Which check are you referring to?

Thanks,

tglx

2019-07-16 20:40:41

by Neil Horman

[permalink] [raw]
Subject: Re: [PATCH] x86: Add irq spillover warning

On Tue, Jul 16, 2019 at 09:05:30PM +0200, Thomas Gleixner wrote:
> Neil,
>
> On Tue, 16 Jul 2019, Neil Horman wrote:
> > On Tue, Jul 16, 2019 at 05:57:31PM +0200, Thomas Gleixner wrote:
> > > On Tue, 16 Jul 2019, Neil Horman wrote:
> > > > If a cpu has more than this number of interrupts affined to it, they
> > > > will spill over to other cpus, which potentially may be outside of their
> > > > affinity mask.
> > >
> > > Spill over?
> > >
> > > The kernel decides to pick a vector on a CPU outside of the affinity when
> > > it runs out of vectors on the CPUs in the affinity mask.
> > >
> > Yes.
> >
> > > Please explain issues technically correct.
> > >
> > I don't know what you mean by this. I explained it above, and you clearly
> > understood it.
>
> It took me a while to grok it. Simply because I first thought it's some
> hardware issue. And of course after confusion settled I knew what it is,
> but just because I know that code like the back of my hand.
>
> > > > Given that this might cause unexpected behavior on
> > > > performance sensitive systems, warn the user should this condition occur
> > > > so that corrective action can be taken
> > >
> > > > @@ -244,6 +244,14 @@ __visible unsigned int __irq_entry do_IRQ(struct pt_regs *regs)
> > >
> > > Why on earth warn in the interrupt delivery hotpath?

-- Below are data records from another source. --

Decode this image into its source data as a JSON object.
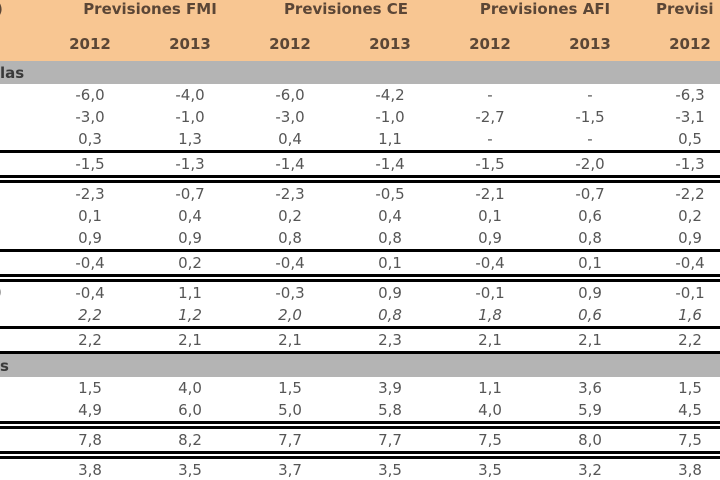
{
  "clipped_fragments": {
    "title": ")",
    "section1_band": "las",
    "row9_label": ")",
    "section2_band": "s"
  },
  "colors": {
    "header_bg": "#F8C692",
    "header_text": "#5B4636",
    "band_bg": "#B4B4B4",
    "data_text": "#565656",
    "rule": "#000000"
  },
  "table": {
    "header_groups": [
      {
        "label": "Previsiones FMI",
        "years": [
          "2012",
          "2013"
        ]
      },
      {
        "label": "Previsiones CE",
        "years": [
          "2012",
          "2013"
        ]
      },
      {
        "label": "Previsiones AFI",
        "years": [
          "2012",
          "2013"
        ]
      },
      {
        "label": "Previsi",
        "years": [
          "2012"
        ]
      }
    ],
    "years_row": [
      "2012",
      "2013",
      "2012",
      "2013",
      "2012",
      "2013",
      "2012"
    ],
    "sections": [
      {
        "band_label": "las",
        "rows": [
          {
            "style": "plain",
            "label": "",
            "values": [
              "-6,0",
              "-4,0",
              "-6,0",
              "-4,2",
              "-",
              "-",
              "-6,3"
            ]
          },
          {
            "style": "plain",
            "label": "",
            "values": [
              "-3,0",
              "-1,0",
              "-3,0",
              "-1,0",
              "-2,7",
              "-1,5",
              "-3,1"
            ]
          },
          {
            "style": "plain",
            "label": "",
            "values": [
              "0,3",
              "1,3",
              "0,4",
              "1,1",
              "-",
              "-",
              "0,5"
            ]
          },
          {
            "style": "total",
            "double_bottom": true,
            "label": "",
            "values": [
              "-1,5",
              "-1,3",
              "-1,4",
              "-1,4",
              "-1,5",
              "-2,0",
              "-1,3"
            ]
          },
          {
            "style": "plain",
            "label": "",
            "values": [
              "-2,3",
              "-0,7",
              "-2,3",
              "-0,5",
              "-2,1",
              "-0,7",
              "-2,2"
            ]
          },
          {
            "style": "plain",
            "label": "",
            "values": [
              "0,1",
              "0,4",
              "0,2",
              "0,4",
              "0,1",
              "0,6",
              "0,2"
            ]
          },
          {
            "style": "plain",
            "label": "",
            "values": [
              "0,9",
              "0,9",
              "0,8",
              "0,8",
              "0,9",
              "0,8",
              "0,9"
            ]
          },
          {
            "style": "total",
            "double_bottom": true,
            "label": "",
            "values": [
              "-0,4",
              "0,2",
              "-0,4",
              "0,1",
              "-0,4",
              "0,1",
              "-0,4"
            ]
          },
          {
            "style": "plain",
            "label": ")",
            "values": [
              "-0,4",
              "1,1",
              "-0,3",
              "0,9",
              "-0,1",
              "0,9",
              "-0,1"
            ]
          },
          {
            "style": "italic",
            "label": "",
            "values": [
              "2,2",
              "1,2",
              "2,0",
              "0,8",
              "1,8",
              "0,6",
              "1,6"
            ]
          },
          {
            "style": "total",
            "label": "",
            "values": [
              "2,2",
              "2,1",
              "2,1",
              "2,3",
              "2,1",
              "2,1",
              "2,2"
            ]
          }
        ]
      },
      {
        "band_label": "s",
        "rows": [
          {
            "style": "plain",
            "label": "",
            "values": [
              "1,5",
              "4,0",
              "1,5",
              "3,9",
              "1,1",
              "3,6",
              "1,5"
            ]
          },
          {
            "style": "plain",
            "label": "",
            "values": [
              "4,9",
              "6,0",
              "5,0",
              "5,8",
              "4,0",
              "5,9",
              "4,5"
            ]
          },
          {
            "style": "total",
            "double_top": true,
            "double_bottom": true,
            "label": "",
            "values": [
              "7,8",
              "8,2",
              "7,7",
              "7,7",
              "7,5",
              "8,0",
              "7,5"
            ]
          },
          {
            "style": "plain",
            "label": "",
            "values": [
              "3,8",
              "3,5",
              "3,7",
              "3,5",
              "3,5",
              "3,2",
              "3,8"
            ]
          }
        ]
      }
    ]
  },
  "chart_data": {
    "type": "table",
    "title": "",
    "column_groups": [
      "Previsiones FMI",
      "Previsiones CE",
      "Previsiones AFI",
      "Previsi (clipped)"
    ],
    "columns": [
      "FMI 2012",
      "FMI 2013",
      "CE 2012",
      "CE 2013",
      "AFI 2012",
      "AFI 2013",
      "(clipped) 2012"
    ],
    "sections": [
      {
        "band": "…las (clipped section header)",
        "rows": [
          [
            "-6,0",
            "-4,0",
            "-6,0",
            "-4,2",
            "-",
            "-",
            "-6,3"
          ],
          [
            "-3,0",
            "-1,0",
            "-3,0",
            "-1,0",
            "-2,7",
            "-1,5",
            "-3,1"
          ],
          [
            "0,3",
            "1,3",
            "0,4",
            "1,1",
            "-",
            "-",
            "0,5"
          ],
          [
            "-1,5",
            "-1,3",
            "-1,4",
            "-1,4",
            "-1,5",
            "-2,0",
            "-1,3"
          ],
          [
            "-2,3",
            "-0,7",
            "-2,3",
            "-0,5",
            "-2,1",
            "-0,7",
            "-2,2"
          ],
          [
            "0,1",
            "0,4",
            "0,2",
            "0,4",
            "0,1",
            "0,6",
            "0,2"
          ],
          [
            "0,9",
            "0,9",
            "0,8",
            "0,8",
            "0,9",
            "0,8",
            "0,9"
          ],
          [
            "-0,4",
            "0,2",
            "-0,4",
            "0,1",
            "-0,4",
            "0,1",
            "-0,4"
          ],
          [
            "-0,4",
            "1,1",
            "-0,3",
            "0,9",
            "-0,1",
            "0,9",
            "-0,1"
          ],
          [
            "2,2",
            "1,2",
            "2,0",
            "0,8",
            "1,8",
            "0,6",
            "1,6"
          ],
          [
            "2,2",
            "2,1",
            "2,1",
            "2,3",
            "2,1",
            "2,1",
            "2,2"
          ]
        ]
      },
      {
        "band": "…s (clipped section header)",
        "rows": [
          [
            "1,5",
            "4,0",
            "1,5",
            "3,9",
            "1,1",
            "3,6",
            "1,5"
          ],
          [
            "4,9",
            "6,0",
            "5,0",
            "5,8",
            "4,0",
            "5,9",
            "4,5"
          ],
          [
            "7,8",
            "8,2",
            "7,7",
            "7,7",
            "7,5",
            "8,0",
            "7,5"
          ],
          [
            "3,8",
            "3,5",
            "3,7",
            "3,5",
            "3,5",
            "3,2",
            "3,8"
          ]
        ]
      }
    ]
  }
}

Just because it's the
> > > place which really needs extra instructions and extra cache lines on
> > > performance sensitive systems, right?
> > >
> > Because theres already a check of the same variety in do_IRQ, but if the
> > information is available outside the hotpath, I was unaware, and am happy to
> > update this patch to refelct that.
>
> Which check are you referring to?
>
This one:
if (desc != VECTOR_RETRIGGERED) {
pr_emerg_ratelimited("%s: %d.%d No irq handler for vector\n",
__func__, smp_processor_id(),
vector);
I figured it was already checking one condition, another wouldn't hurt too much,
but no worries, I'm redoing this in activate_reserved now.

Best
Neil

> Thanks,
>
> tglx
>

2019-07-16 21:07:34

by Thomas Gleixner

[permalink] [raw]
Subject: Re: [PATCH] x86: Add irq spillover warning

Neil,

On Tue, 16 Jul 2019, Neil Horman wrote:
> On Tue, Jul 16, 2019 at 09:05:30PM +0200, Thomas Gleixner wrote:
> > > Because theres already a check of the same variety in do_IRQ, but if the
> > > information is available outside the hotpath, I was unaware, and am happy to
> > > update this patch to refelct that.
> >
> > Which check are you referring to?
> >
> This one:
> if (desc != VECTOR_RETRIGGERED) {
> pr_emerg_ratelimited("%s: %d.%d No irq handler for vector\n",
> __func__, smp_processor_id(),
> vector);
> I figured it was already checking one condition, another wouldn't hurt too much,
> but no worries, I'm redoing this in activate_reserved now.

That's in the slow path, when handle_irq() failed which is the unlikely case.

Thanks,

tglx